Em relação ao estabelecimento da guarda dos filhos, alguns participantes do grupo já a haviam acertado, enquanto outros figuravam como partes em processos judiciais para a sua definição ou para alterar a visitação. Na época em que foram realizados os grupos, apenas um dos homens residia com os filhos e uma entre as mulheres não morava na companhia da prole. Os outros eram mães guardiãs e pais que não possuíam a guarda, como geralmente ocorre após o rompimento conjugal.

No decorrer dos grupos, os integrantes, solidários em alguns momentos e críticos em outros, trocavam conselhos, faziam comentários sobre os problemas que vivenciavam e sugeriam alternativas de comportamento. Nesse movimento, alguns, indignados, reprovavam o que compreendiam como submissão de outros participantes aos caprichos e regras criados por ex-cônjuges, propondo comportamentos individuais diferenciados; outros argumentavam que muitos ali possuíam problemas semelhantes, convidando o grupo a encaminhar propostas e ações coletivas com abrangência social.

 

Impactos do aspecto conjugal sobre o exercício da maternidade e da paternidade

Nos primeiros encontros dos grupos, os participantes demonstraram grande necessidade de relatar o difícil relacionamento que mantinham com o ex-cônjuge, seus descontentamentos e frustrações e o quanto essas dificuldades acabavam relacionadas ao exercício da maternidade e da paternidade. Sobressaía, em seus discursos, a expressão das relações conflituosas entre o ex-casal. Tanto os que permaneceram com a guarda dos filhos como aqueles que não a possuíam compreendiam que essas situações traziam uma série de perturbações às suas vidas, considerando que a raiva e a mágoa relativas ao cônjuge acabavam interferindo no convívio com os filhos. A distinção entre os aspectos próprios da convivência com o cônjuge e os que dizem respeito aos filhos surgiu como uma necessidade, sendo avaliado posteriormente pelos participantes como o mais relevante assunto a ser abordado nesse tipo de trabalho.

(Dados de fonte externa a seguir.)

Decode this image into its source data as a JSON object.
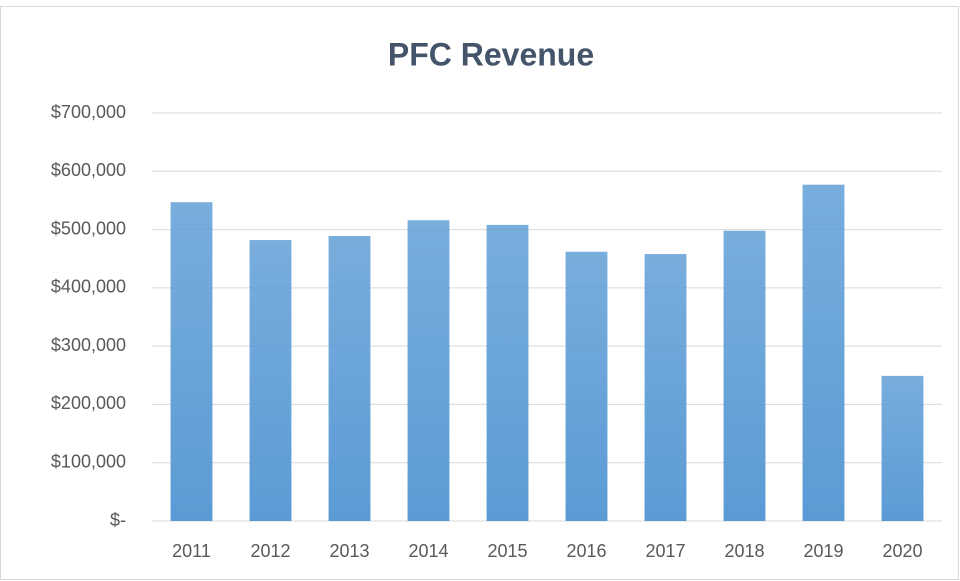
{
  "chart_data": {
    "type": "bar",
    "title": "PFC Revenue",
    "categories": [
      "2011",
      "2012",
      "2013",
      "2014",
      "2015",
      "2016",
      "2017",
      "2018",
      "2019",
      "2020"
    ],
    "values": [
      547000,
      482000,
      489000,
      516000,
      508000,
      462000,
      458000,
      498000,
      577000,
      249000
    ],
    "color": "#5b9bd5",
    "ylim": [
      0,
      700000
    ],
    "yticks": [
      {
        "value": 0,
        "label": "$-"
      },
      {
        "value": 100000,
        "label": "$100,000"
      },
      {
        "value": 200000,
        "label": "$200,000"
      },
      {
        "value": 300000,
        "label": "$300,000"
      },
      {
        "value": 400000,
        "label": "$400,000"
      },
      {
        "value": 500000,
        "label": "$500,000"
      },
      {
        "value": 600000,
        "label": "$600,000"
      },
      {
        "value": 700000,
        "label": "$700,000"
      }
    ],
    "grid": true
  }
}
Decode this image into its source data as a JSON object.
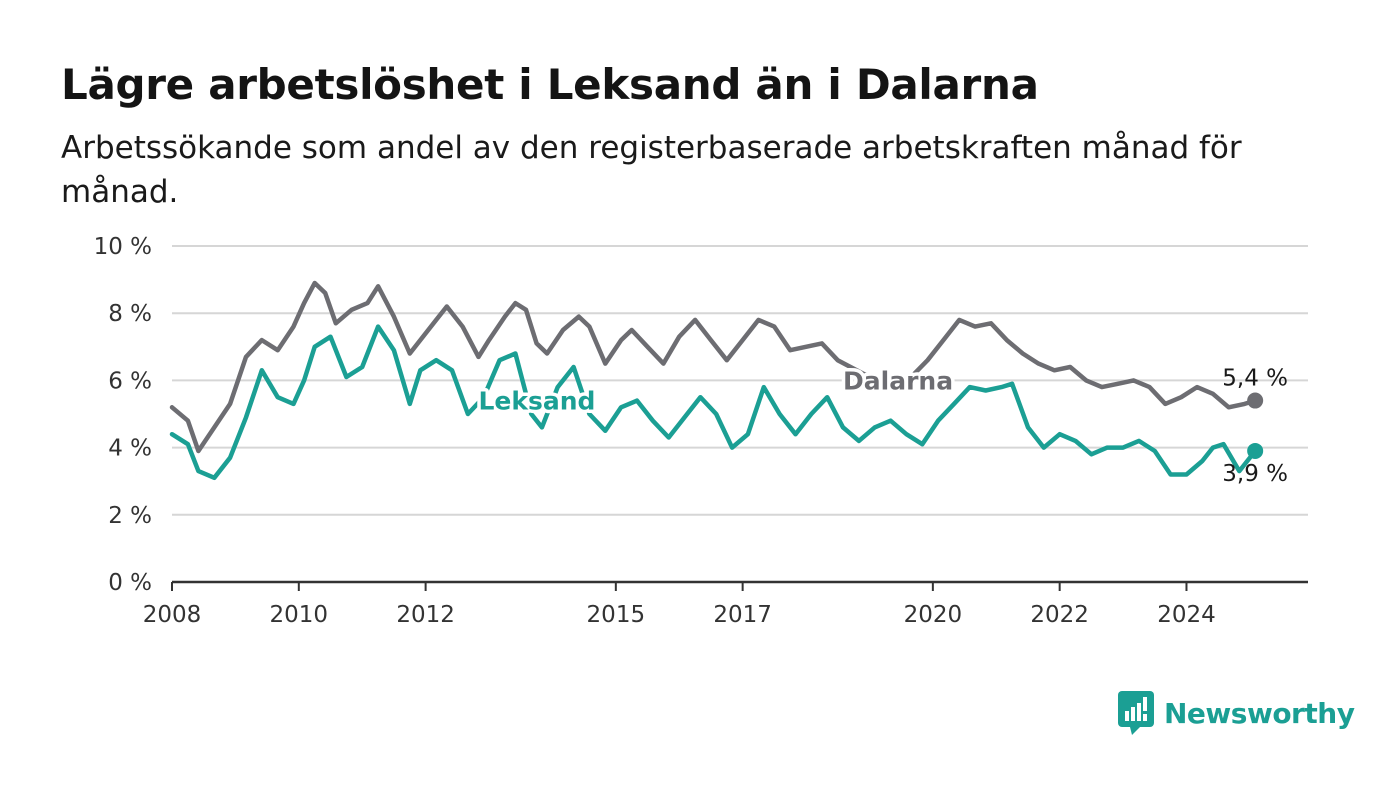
{
  "title": "Lägre arbetslöshet i Leksand än i Dalarna",
  "subtitle": "Arbetssökande som andel av den registerbaserade arbetskraften månad för månad.",
  "brand": {
    "name": "Newsworthy",
    "icon": "newsworthy-logo-icon",
    "color": "#1b9f94"
  },
  "chart_data": {
    "type": "line",
    "title": "Lägre arbetslöshet i Leksand än i Dalarna",
    "subtitle": "Arbetssökande som andel av den registerbaserade arbetskraften månad för månad.",
    "xlabel": "",
    "ylabel": "",
    "xlim": [
      "2008-01",
      "2025-12"
    ],
    "ylim": [
      0,
      10
    ],
    "x_ticks": [
      "2008",
      "2010",
      "2012",
      "2015",
      "2017",
      "2020",
      "2022",
      "2024"
    ],
    "y_ticks": [
      "0 %",
      "2 %",
      "4 %",
      "6 %",
      "8 %",
      "10 %"
    ],
    "y_tick_values": [
      0,
      2,
      4,
      6,
      8,
      10
    ],
    "grid": "horizontal",
    "legend": "inline labels",
    "series": [
      {
        "name": "Dalarna",
        "color": "#6d6d72",
        "end_label": "5,4 %",
        "points": [
          [
            "2008-01",
            5.2
          ],
          [
            "2008-04",
            4.8
          ],
          [
            "2008-06",
            3.9
          ],
          [
            "2008-09",
            4.6
          ],
          [
            "2008-12",
            5.3
          ],
          [
            "2009-03",
            6.7
          ],
          [
            "2009-06",
            7.2
          ],
          [
            "2009-09",
            6.9
          ],
          [
            "2009-12",
            7.6
          ],
          [
            "2010-02",
            8.3
          ],
          [
            "2010-04",
            8.9
          ],
          [
            "2010-06",
            8.6
          ],
          [
            "2010-08",
            7.7
          ],
          [
            "2010-11",
            8.1
          ],
          [
            "2011-02",
            8.3
          ],
          [
            "2011-04",
            8.8
          ],
          [
            "2011-07",
            7.9
          ],
          [
            "2011-10",
            6.8
          ],
          [
            "2011-12",
            7.2
          ],
          [
            "2012-03",
            7.8
          ],
          [
            "2012-05",
            8.2
          ],
          [
            "2012-08",
            7.6
          ],
          [
            "2012-11",
            6.7
          ],
          [
            "2013-01",
            7.2
          ],
          [
            "2013-04",
            7.9
          ],
          [
            "2013-06",
            8.3
          ],
          [
            "2013-08",
            8.1
          ],
          [
            "2013-10",
            7.1
          ],
          [
            "2013-12",
            6.8
          ],
          [
            "2014-03",
            7.5
          ],
          [
            "2014-06",
            7.9
          ],
          [
            "2014-08",
            7.6
          ],
          [
            "2014-11",
            6.5
          ],
          [
            "2015-02",
            7.2
          ],
          [
            "2015-04",
            7.5
          ],
          [
            "2015-07",
            7.0
          ],
          [
            "2015-10",
            6.5
          ],
          [
            "2016-01",
            7.3
          ],
          [
            "2016-04",
            7.8
          ],
          [
            "2016-07",
            7.2
          ],
          [
            "2016-10",
            6.6
          ],
          [
            "2017-01",
            7.2
          ],
          [
            "2017-04",
            7.8
          ],
          [
            "2017-07",
            7.6
          ],
          [
            "2017-10",
            6.9
          ],
          [
            "2018-01",
            7.0
          ],
          [
            "2018-04",
            7.1
          ],
          [
            "2018-07",
            6.6
          ],
          [
            "2019-01",
            6.1
          ],
          [
            "2019-07",
            5.8
          ],
          [
            "2019-12",
            6.6
          ],
          [
            "2020-03",
            7.2
          ],
          [
            "2020-06",
            7.8
          ],
          [
            "2020-09",
            7.6
          ],
          [
            "2020-12",
            7.7
          ],
          [
            "2021-03",
            7.2
          ],
          [
            "2021-06",
            6.8
          ],
          [
            "2021-09",
            6.5
          ],
          [
            "2021-12",
            6.3
          ],
          [
            "2022-03",
            6.4
          ],
          [
            "2022-06",
            6.0
          ],
          [
            "2022-09",
            5.8
          ],
          [
            "2022-12",
            5.9
          ],
          [
            "2023-03",
            6.0
          ],
          [
            "2023-06",
            5.8
          ],
          [
            "2023-09",
            5.3
          ],
          [
            "2023-12",
            5.5
          ],
          [
            "2024-03",
            5.8
          ],
          [
            "2024-06",
            5.6
          ],
          [
            "2024-09",
            5.2
          ],
          [
            "2024-12",
            5.3
          ],
          [
            "2025-02",
            5.4
          ]
        ]
      },
      {
        "name": "Leksand",
        "color": "#1b9f94",
        "end_label": "3,9 %",
        "points": [
          [
            "2008-01",
            4.4
          ],
          [
            "2008-04",
            4.1
          ],
          [
            "2008-06",
            3.3
          ],
          [
            "2008-09",
            3.1
          ],
          [
            "2008-12",
            3.7
          ],
          [
            "2009-03",
            4.9
          ],
          [
            "2009-06",
            6.3
          ],
          [
            "2009-09",
            5.5
          ],
          [
            "2009-12",
            5.3
          ],
          [
            "2010-02",
            6.0
          ],
          [
            "2010-04",
            7.0
          ],
          [
            "2010-07",
            7.3
          ],
          [
            "2010-10",
            6.1
          ],
          [
            "2011-01",
            6.4
          ],
          [
            "2011-04",
            7.6
          ],
          [
            "2011-07",
            6.9
          ],
          [
            "2011-10",
            5.3
          ],
          [
            "2011-12",
            6.3
          ],
          [
            "2012-03",
            6.6
          ],
          [
            "2012-06",
            6.3
          ],
          [
            "2012-09",
            5.0
          ],
          [
            "2012-12",
            5.5
          ],
          [
            "2013-03",
            6.6
          ],
          [
            "2013-06",
            6.8
          ],
          [
            "2013-09",
            5.0
          ],
          [
            "2013-11",
            4.6
          ],
          [
            "2014-02",
            5.8
          ],
          [
            "2014-05",
            6.4
          ],
          [
            "2014-08",
            5.0
          ],
          [
            "2014-11",
            4.5
          ],
          [
            "2015-02",
            5.2
          ],
          [
            "2015-05",
            5.4
          ],
          [
            "2015-08",
            4.8
          ],
          [
            "2015-11",
            4.3
          ],
          [
            "2016-02",
            4.9
          ],
          [
            "2016-05",
            5.5
          ],
          [
            "2016-08",
            5.0
          ],
          [
            "2016-11",
            4.0
          ],
          [
            "2017-02",
            4.4
          ],
          [
            "2017-05",
            5.8
          ],
          [
            "2017-08",
            5.0
          ],
          [
            "2017-11",
            4.4
          ],
          [
            "2018-02",
            5.0
          ],
          [
            "2018-05",
            5.5
          ],
          [
            "2018-08",
            4.6
          ],
          [
            "2018-11",
            4.2
          ],
          [
            "2019-02",
            4.6
          ],
          [
            "2019-05",
            4.8
          ],
          [
            "2019-08",
            4.4
          ],
          [
            "2019-11",
            4.1
          ],
          [
            "2020-02",
            4.8
          ],
          [
            "2020-05",
            5.3
          ],
          [
            "2020-08",
            5.8
          ],
          [
            "2020-11",
            5.7
          ],
          [
            "2021-02",
            5.8
          ],
          [
            "2021-04",
            5.9
          ],
          [
            "2021-07",
            4.6
          ],
          [
            "2021-10",
            4.0
          ],
          [
            "2022-01",
            4.4
          ],
          [
            "2022-04",
            4.2
          ],
          [
            "2022-07",
            3.8
          ],
          [
            "2022-10",
            4.0
          ],
          [
            "2023-01",
            4.0
          ],
          [
            "2023-04",
            4.2
          ],
          [
            "2023-07",
            3.9
          ],
          [
            "2023-10",
            3.2
          ],
          [
            "2024-01",
            3.2
          ],
          [
            "2024-04",
            3.6
          ],
          [
            "2024-06",
            4.0
          ],
          [
            "2024-08",
            4.1
          ],
          [
            "2024-11",
            3.3
          ],
          [
            "2025-02",
            3.9
          ]
        ]
      }
    ]
  }
}
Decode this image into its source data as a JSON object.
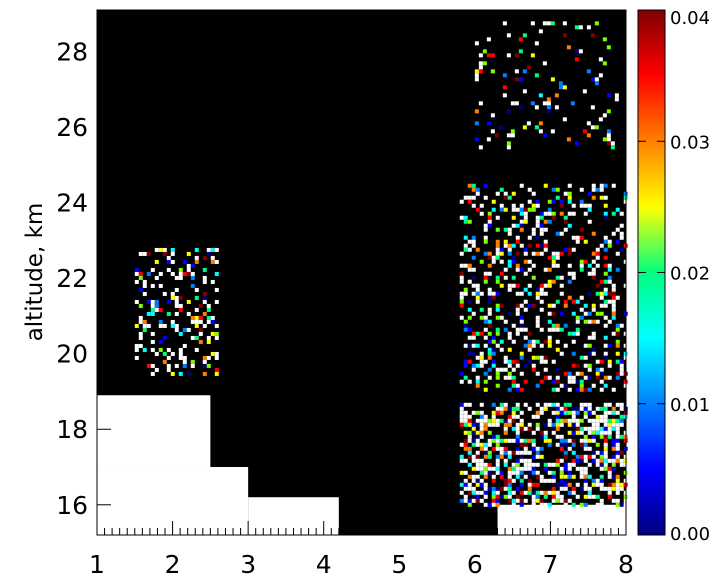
{
  "chart_data": {
    "type": "heatmap",
    "title": "",
    "xlabel": "",
    "ylabel": "altitude, km",
    "xlim": [
      1,
      8
    ],
    "ylim": [
      15.2,
      29.1
    ],
    "x_ticks": [
      "1",
      "2",
      "3",
      "4",
      "5",
      "6",
      "7",
      "8"
    ],
    "y_ticks": [
      "16",
      "18",
      "20",
      "22",
      "24",
      "26",
      "28"
    ],
    "colorbar": {
      "range": [
        0.0,
        0.04
      ],
      "ticks": [
        "0.00",
        "0.01",
        "0.02",
        "0.03",
        "0.04"
      ],
      "colormap": "rainbow (dark blue → blue → cyan → green → yellow → orange → red → dark red)",
      "above_max_color": "#ffffff",
      "below_min_color": "#000000"
    },
    "regions": [
      {
        "x": [
          1.0,
          2.5
        ],
        "y": [
          17.0,
          18.9
        ],
        "value": "above_max"
      },
      {
        "x": [
          1.0,
          3.0
        ],
        "y": [
          15.2,
          17.0
        ],
        "value": "above_max"
      },
      {
        "x": [
          3.0,
          4.2
        ],
        "y": [
          15.2,
          16.2
        ],
        "value": "above_max"
      },
      {
        "x": [
          6.3,
          8.0
        ],
        "y": [
          15.2,
          16.0
        ],
        "value": "above_max"
      },
      {
        "x": [
          5.8,
          8.0
        ],
        "y": [
          16.0,
          18.7
        ],
        "value": "mixed 0.00–0.04+"
      },
      {
        "x": [
          5.8,
          8.0
        ],
        "y": [
          19.0,
          24.5
        ],
        "value": "speckled 0.01–0.04+"
      },
      {
        "x": [
          1.5,
          2.6
        ],
        "y": [
          19.5,
          22.8
        ],
        "value": "speckled 0.01–0.04+"
      },
      {
        "x": [
          6.0,
          7.9
        ],
        "y": [
          25.5,
          28.8
        ],
        "value": "sparse speckle"
      }
    ],
    "grid": false,
    "legend": "colorbar right"
  },
  "colors": {
    "background": "#ffffff",
    "plot_background": "#000000",
    "axis": "#000000"
  }
}
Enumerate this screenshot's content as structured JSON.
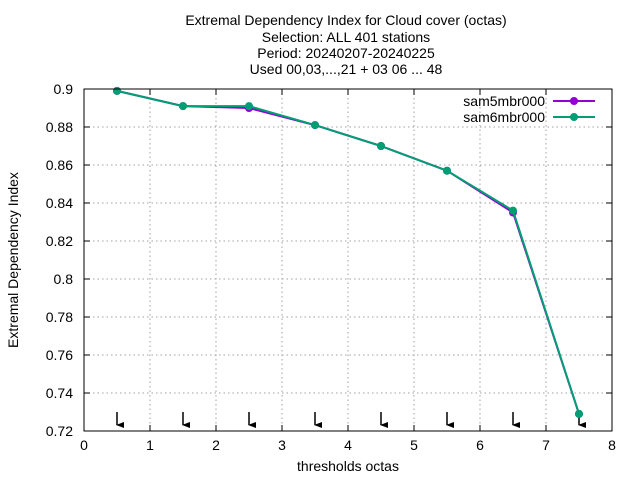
{
  "chart_data": {
    "type": "line",
    "title_lines": [
      "Extremal Dependency Index  for Cloud cover (octas)",
      "Selection: ALL    401 stations",
      "Period: 20240207-20240225",
      "Used 00,03,...,21 + 03 06 ... 48"
    ],
    "xlabel": "thresholds octas",
    "ylabel": "Extremal Dependency Index",
    "xlim": [
      0,
      8
    ],
    "ylim": [
      0.72,
      0.9
    ],
    "x_ticks": [
      "0",
      "1",
      "2",
      "3",
      "4",
      "5",
      "6",
      "7",
      "8"
    ],
    "y_ticks": [
      "0.72",
      "0.74",
      "0.76",
      "0.78",
      "0.8",
      "0.82",
      "0.84",
      "0.86",
      "0.88",
      "0.9"
    ],
    "grid": true,
    "legend_position": "top-right",
    "x": [
      0.5,
      1.5,
      2.5,
      3.5,
      4.5,
      5.5,
      6.5,
      7.5
    ],
    "series": [
      {
        "name": "sam5mbr000",
        "color": "#9400d3",
        "marker": "filled-circle",
        "values": [
          0.899,
          0.891,
          0.89,
          0.881,
          0.87,
          0.857,
          0.835,
          0.729
        ]
      },
      {
        "name": "sam6mbr000",
        "color": "#009e73",
        "marker": "filled-circle",
        "values": [
          0.899,
          0.891,
          0.891,
          0.881,
          0.87,
          0.857,
          0.836,
          0.729
        ]
      }
    ],
    "threshold_arrows_x": [
      0.5,
      1.5,
      2.5,
      3.5,
      4.5,
      5.5,
      6.5,
      7.5
    ]
  }
}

Nos encontros, por vezes, ocorria um enfrentamento entre os homens e as mulheres, mesclando-se frases sérias com piadas sobre os comportamentos masculinos e femininos. Nas várias discussões travadas, houve destaque para as relações de gênero, evidenciando-se uma série de estereótipos que se estendiam ao que consideravam papéis maternos e paternos. Quanto a esse aspecto, Connel (1995/2003) afirma que: “Reconhecer o gênero como um padrão social nos exige vê-lo como um produto da História e também como um produtor da História” (p. 46).

Os homens deixavam claro que, para eles, a separação, além de não extinguir os conflitos com a ex-esposa, lhes trouxe uma descontinuidade no convívio com os filhos. Dessa forma, problemas decorrentes do rompimento conjugal pareciam intermináveis, contrariando o que comumente é dito – que a separação resolve brigas e desentendimentos. Compreendiam que as batalhas apenas haviam mudado de foco, centrando-se, agora, na disputa pela convivência com os filhos, o que os afetava intensamente, situação também identificada por Lehr e Macmillan (2001). Sentiam-se, assim, exauridos e marcados pelo resto de suas vidas, em uma luta que parecia sem fim. Destacaram, ainda, que, no momento inicial da dissolução conjugal, não ficara claro que, com a decisão, haveria um grande afastamento dos filhos, na medida em que logo após saírem de casa já eram designados como visitas. Esclareceram que, no início do rompimento, a questão girava apenas em torno do aspecto conjugal, e só quando deixavam o lar é que iam procurar parâmetros para o relacionamento com os filhos. Para isso, buscaram advogados, familiares e amigos, visando ao auxílio nos procedimentos em relação às crianças. Os pais indicaram que, quase sempre, recebiam como resposta a velha fórmula: homens não ficam com a guarda e devem se acostumar a ver os filhos de quinze em quinze dias. Só depois é que verificaram não ser possível manter vínculos estreitos com os filhos por meio de visitas quinzenais, medida que interfere na intimidade que deve ser mantida com as crianças. Como bem define Muzio (1994): “As cargas culturais promovem para o homem uma paternidade representativa (enquanto autoridade, provedor do lar) e periférica (à distância)” (p. 31).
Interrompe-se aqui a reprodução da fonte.